Hallucinated translation

Statistical machine translation that was the state of the art before 2016 provided worse translation quality in general, but it would never produce such spectacular nonsense.

In the paper, they play around with several methods that should help with this problem of hallucinating nonsense sentences.

  1. Subword regularization. They use a very similar method to what I discussed last week. During training, they generate various segmentation of the text and thus make more robust.

  2. Reconstruction regularization. During training, they add another decoder that uses hidden states of the standard decoder to generate back the source sentence (they kind of pretend that the first decoder is actually an encoder). To make it work, they need to do plenty of quite complex tricks, but the idea is simple: the decoder should only produce stuff from which the original sentence can be reconstructed. In other words: if you cannot translate back at all, you probably did not make a good translation.

  3. Noisy channel rescoring. The core idea the same as in the previous method, but it is applied at the inference time. First, they generate a long n-best list of translation candidates and then rescore this list using a system that was trained to translate in the opposite direction. This again should eliminate “translations” that have nothing in common with the source sentence. However, the problem of this method is that there is almost no variability in the n-best lists and requires more computation at inference time.

And… Yay, it works! The combination of the reconstruction regularization and sub-word regularization gets the best results on both in-domain and out-of-domain data and outperforms the good old statistical systems probably in the last discipline for which it worked better than neural networks.

Another technique they tried and got quite results was knowledge distillation.

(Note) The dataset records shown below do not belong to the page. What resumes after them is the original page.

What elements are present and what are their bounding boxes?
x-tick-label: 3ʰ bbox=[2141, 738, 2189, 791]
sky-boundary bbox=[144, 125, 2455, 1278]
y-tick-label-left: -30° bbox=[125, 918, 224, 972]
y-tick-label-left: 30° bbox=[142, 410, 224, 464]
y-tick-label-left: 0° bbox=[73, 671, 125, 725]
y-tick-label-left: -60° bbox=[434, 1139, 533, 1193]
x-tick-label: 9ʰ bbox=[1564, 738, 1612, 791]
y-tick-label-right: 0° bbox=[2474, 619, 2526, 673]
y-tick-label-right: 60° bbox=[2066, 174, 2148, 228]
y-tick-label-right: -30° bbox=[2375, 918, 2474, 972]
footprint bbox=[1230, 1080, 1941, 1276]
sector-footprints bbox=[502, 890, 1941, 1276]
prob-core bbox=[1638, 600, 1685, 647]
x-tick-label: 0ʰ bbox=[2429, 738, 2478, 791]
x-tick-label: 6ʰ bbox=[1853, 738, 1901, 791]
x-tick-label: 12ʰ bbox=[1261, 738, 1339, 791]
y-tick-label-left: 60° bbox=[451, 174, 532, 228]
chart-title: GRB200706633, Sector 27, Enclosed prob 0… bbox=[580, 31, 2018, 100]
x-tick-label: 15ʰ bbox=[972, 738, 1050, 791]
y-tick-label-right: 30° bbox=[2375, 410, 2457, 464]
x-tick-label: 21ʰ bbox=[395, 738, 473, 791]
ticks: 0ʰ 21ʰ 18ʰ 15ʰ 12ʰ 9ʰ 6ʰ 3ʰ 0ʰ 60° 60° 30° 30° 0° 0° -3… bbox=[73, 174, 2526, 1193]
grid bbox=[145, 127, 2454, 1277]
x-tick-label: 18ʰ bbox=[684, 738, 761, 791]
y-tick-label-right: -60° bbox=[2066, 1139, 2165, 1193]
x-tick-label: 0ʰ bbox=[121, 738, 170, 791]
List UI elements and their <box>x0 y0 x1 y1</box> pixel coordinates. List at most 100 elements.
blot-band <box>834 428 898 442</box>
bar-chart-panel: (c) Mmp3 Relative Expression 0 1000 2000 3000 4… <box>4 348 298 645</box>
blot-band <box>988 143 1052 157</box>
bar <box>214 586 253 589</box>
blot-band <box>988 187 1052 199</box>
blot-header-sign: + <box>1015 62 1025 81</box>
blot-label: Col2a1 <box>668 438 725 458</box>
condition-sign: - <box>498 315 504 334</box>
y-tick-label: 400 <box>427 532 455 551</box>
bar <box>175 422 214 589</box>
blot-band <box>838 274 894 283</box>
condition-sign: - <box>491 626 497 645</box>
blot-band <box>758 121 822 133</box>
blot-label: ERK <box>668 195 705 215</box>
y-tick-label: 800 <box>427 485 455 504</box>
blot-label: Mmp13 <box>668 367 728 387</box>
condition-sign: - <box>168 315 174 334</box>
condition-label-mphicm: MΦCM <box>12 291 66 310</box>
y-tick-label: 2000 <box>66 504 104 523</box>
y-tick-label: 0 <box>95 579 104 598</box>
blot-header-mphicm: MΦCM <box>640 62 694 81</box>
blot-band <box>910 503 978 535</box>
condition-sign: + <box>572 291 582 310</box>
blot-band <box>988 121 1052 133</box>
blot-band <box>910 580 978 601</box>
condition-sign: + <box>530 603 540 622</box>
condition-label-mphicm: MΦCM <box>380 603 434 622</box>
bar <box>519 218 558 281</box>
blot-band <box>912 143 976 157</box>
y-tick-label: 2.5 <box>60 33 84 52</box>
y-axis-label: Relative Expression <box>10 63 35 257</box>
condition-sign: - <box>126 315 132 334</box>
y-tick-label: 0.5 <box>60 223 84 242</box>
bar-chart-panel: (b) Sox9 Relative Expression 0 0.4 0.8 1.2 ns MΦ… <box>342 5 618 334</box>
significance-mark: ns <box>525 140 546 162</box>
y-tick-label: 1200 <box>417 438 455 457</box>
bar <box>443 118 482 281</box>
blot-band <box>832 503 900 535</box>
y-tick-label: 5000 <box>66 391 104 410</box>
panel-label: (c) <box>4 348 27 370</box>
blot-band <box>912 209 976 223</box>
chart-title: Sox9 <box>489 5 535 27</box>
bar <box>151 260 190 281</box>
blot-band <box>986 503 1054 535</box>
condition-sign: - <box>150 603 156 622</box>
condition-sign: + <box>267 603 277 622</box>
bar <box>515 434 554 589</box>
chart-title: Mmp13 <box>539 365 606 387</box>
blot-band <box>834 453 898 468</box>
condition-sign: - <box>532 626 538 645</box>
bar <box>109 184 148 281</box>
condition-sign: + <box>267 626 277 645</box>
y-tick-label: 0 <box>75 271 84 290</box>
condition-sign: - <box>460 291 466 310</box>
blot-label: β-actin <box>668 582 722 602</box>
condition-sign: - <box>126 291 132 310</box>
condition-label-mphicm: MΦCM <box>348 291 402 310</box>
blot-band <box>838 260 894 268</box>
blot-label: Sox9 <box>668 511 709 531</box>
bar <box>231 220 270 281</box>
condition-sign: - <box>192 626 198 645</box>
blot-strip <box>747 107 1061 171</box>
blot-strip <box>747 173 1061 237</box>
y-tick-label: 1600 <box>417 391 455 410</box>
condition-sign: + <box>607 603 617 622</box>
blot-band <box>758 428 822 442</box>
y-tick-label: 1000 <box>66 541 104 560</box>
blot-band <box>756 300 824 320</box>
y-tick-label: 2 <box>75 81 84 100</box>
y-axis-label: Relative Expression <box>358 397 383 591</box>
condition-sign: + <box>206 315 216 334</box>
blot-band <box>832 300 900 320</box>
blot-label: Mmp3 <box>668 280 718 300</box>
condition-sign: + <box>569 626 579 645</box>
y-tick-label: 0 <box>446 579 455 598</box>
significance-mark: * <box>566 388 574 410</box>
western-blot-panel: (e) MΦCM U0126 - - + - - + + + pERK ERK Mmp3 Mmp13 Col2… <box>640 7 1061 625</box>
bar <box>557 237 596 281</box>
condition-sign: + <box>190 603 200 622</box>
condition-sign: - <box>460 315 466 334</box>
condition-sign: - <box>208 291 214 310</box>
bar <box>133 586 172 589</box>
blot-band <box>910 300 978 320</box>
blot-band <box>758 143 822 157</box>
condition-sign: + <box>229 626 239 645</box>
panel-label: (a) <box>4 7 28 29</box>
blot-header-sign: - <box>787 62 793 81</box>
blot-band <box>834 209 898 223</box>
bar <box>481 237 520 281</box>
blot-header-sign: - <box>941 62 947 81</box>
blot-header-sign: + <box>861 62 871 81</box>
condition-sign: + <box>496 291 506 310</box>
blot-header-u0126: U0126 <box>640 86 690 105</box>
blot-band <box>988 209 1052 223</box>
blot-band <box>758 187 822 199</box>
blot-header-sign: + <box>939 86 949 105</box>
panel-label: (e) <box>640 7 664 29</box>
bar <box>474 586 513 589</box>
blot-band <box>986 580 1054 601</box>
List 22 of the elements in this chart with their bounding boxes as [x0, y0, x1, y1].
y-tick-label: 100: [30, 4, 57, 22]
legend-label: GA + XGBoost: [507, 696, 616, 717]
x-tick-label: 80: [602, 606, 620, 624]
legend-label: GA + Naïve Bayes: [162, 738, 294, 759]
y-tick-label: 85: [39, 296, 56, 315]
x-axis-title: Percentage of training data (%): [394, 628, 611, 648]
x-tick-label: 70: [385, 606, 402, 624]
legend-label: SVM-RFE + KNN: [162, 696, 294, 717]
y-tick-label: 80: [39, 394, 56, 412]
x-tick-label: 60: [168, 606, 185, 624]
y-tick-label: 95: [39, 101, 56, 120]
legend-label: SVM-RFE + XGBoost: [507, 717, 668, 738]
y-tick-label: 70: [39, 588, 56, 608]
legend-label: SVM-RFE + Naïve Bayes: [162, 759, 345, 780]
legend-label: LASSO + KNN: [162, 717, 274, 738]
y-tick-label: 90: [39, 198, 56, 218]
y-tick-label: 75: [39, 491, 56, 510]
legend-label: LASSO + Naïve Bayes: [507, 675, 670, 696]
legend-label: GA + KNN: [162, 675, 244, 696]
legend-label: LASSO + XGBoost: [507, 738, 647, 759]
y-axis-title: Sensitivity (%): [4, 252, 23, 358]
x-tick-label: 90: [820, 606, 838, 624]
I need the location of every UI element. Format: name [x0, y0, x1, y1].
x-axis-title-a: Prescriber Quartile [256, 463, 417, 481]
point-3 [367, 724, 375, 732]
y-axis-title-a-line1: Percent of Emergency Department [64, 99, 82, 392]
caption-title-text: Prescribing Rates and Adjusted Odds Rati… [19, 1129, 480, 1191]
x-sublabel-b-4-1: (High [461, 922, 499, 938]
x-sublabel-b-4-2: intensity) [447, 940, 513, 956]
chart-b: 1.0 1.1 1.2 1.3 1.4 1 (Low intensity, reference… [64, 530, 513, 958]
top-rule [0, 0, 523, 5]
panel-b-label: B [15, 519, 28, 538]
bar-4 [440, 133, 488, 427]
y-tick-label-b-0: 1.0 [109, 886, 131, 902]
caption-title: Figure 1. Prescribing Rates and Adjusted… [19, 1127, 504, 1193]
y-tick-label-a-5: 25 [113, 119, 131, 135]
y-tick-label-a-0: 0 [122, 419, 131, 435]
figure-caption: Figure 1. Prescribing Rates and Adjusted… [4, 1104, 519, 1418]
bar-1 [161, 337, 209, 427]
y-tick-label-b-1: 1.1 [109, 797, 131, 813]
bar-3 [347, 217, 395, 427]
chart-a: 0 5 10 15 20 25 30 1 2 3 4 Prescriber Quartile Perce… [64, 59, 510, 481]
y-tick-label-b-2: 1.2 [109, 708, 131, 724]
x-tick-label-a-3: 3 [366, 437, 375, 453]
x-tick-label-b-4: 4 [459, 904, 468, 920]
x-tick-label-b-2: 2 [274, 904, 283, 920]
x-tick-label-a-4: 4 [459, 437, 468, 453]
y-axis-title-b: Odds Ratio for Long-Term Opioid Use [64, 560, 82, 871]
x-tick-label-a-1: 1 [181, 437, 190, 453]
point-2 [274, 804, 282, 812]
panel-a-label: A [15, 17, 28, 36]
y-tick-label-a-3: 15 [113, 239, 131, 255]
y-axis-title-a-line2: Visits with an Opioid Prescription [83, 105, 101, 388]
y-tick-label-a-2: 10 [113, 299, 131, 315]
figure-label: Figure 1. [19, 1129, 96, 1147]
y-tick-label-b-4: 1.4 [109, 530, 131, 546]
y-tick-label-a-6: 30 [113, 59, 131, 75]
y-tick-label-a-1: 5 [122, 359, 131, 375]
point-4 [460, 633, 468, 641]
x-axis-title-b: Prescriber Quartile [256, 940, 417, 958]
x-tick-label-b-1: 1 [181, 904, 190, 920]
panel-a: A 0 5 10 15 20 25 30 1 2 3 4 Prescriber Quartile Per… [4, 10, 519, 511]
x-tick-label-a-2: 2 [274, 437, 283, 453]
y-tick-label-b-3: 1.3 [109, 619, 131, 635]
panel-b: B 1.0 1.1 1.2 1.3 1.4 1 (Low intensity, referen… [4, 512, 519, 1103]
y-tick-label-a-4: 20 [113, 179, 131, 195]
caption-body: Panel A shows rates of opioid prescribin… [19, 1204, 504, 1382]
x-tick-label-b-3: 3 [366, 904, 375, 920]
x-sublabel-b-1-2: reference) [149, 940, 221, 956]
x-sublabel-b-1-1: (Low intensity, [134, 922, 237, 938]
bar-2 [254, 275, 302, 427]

It is a technique where they first train one model, translate plenty of data with the model and train another model on this generated synthetic data as training data. My intuition would be that the model does not have any chance to learn anything new that was not already in the first model. On the in-domain data, the translation quality indeed does not change, but it significantly improves on the out-of-domain test data. And I have no idea why. I would understand if they would try to distill what they could get from the relatively complex noisy channel pipeline into a simpler model, but if I understood the paper correctly, they only use a vanilla model for the distillation. If the teacher model hallucinates nonsense sentences, why does not the student model learn it as well?